TEKS Talk - SLA Authors Purpose image

Knowledge and Skills Statement

Author's purpose and craft: listening, speaking, reading, writing, and thinking using multiple texts. The student uses critical inquiry to analyze the authors' choices and how they influence and communicate meaning within a variety of texts. The student analyzes and applies author's craft purposefully in order to develop his or her own products and performances.
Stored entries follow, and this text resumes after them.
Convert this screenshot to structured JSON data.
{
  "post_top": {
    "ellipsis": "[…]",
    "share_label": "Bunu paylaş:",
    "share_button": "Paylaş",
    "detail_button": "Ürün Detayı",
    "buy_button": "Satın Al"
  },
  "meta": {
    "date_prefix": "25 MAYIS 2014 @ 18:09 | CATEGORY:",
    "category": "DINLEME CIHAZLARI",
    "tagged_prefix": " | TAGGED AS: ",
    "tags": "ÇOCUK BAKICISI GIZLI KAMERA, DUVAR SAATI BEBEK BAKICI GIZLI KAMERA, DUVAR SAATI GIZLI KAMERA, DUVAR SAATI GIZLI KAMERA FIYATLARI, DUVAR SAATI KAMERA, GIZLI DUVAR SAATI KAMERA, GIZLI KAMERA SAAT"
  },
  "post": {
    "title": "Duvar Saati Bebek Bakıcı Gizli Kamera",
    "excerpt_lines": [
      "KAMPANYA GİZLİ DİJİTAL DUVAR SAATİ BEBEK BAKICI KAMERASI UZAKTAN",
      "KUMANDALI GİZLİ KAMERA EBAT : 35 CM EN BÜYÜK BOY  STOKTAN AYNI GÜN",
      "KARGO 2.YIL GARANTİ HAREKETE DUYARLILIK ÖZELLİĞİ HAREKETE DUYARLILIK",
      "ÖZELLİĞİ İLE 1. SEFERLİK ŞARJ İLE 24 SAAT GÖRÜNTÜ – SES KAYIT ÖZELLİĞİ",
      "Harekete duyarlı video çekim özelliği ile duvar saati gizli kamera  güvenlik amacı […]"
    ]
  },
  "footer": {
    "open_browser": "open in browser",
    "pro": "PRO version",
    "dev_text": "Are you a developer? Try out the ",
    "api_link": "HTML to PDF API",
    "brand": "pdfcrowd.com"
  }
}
Mientras se lee un texto en voz alta, use una tabla guía para ilustrar la organización del texto. Empiece la tabla ejemplificando ideas y luego anime a los estudiantes para que compartan sus ideas, de tal manera que vayan elaborando la tabla guía como grupo. Una vez que la tabla ha quedado terminada, pídales a los estudiantes que analicen la estructura de la información en la tabla y consecuentemente en el texto. Luego, pídales a los estudiantes que expliquen por qué el autor pudo haber decidido organizar su texto de la forma en que lo hizo.


Further Explanation

Esta actividad de evaluación requiere que los estudiantes describan cómo un autor organiza ideas en un texto para lograr un propósito particular. Los estudiantes deben ser capaces de explicar de qué manera la estructura del texto le ayuda al autor a lograr su propósito.

Students are expected to describe how the author’s purpose has a specific effect on readers. An author writes for diverse reasons. If the purpose is to inform the reader of the history of their local community, the author might select a sequence structure. However, to convince a reader to believe that one course of action is better than another, the author might use a compare/contrast structure.
Students should determine and describe how an author organizes ideas in a text to accomplish a specific purpose. For example, in an informational article about soil formation, the author may use a cause-and-effect structure to organize ideas. By doing this, the author may want readers to understand that soil is formed (effect) by weathering of rock and the decomposition of plants and animals (cause).

Research

Meyer, B. J., & Ray, M. N. (2011). Structure strategy interventions: increasing reading comprehension of expository text. International Electronic Journal of Elementary Education,4(1), 127–152. Accessed online at https://eric.ed.gov/?q=expository+text&pr=on&ft=on&id=EJ1070453

Summary: In this literature review, researchers examine empirical studies designed to teach the structure strategy to increase reading comprehension of expository texts. Strategy interventions employ modeling, practice, and feedback to teach students how to use text structure strategically and eventually automatically. The analysis suggests that direct instruction, modeling, scaffolding, elaborated feedback, and adaptation of instruction to student performance are keys in teaching students to strategically use knowledge about text structure.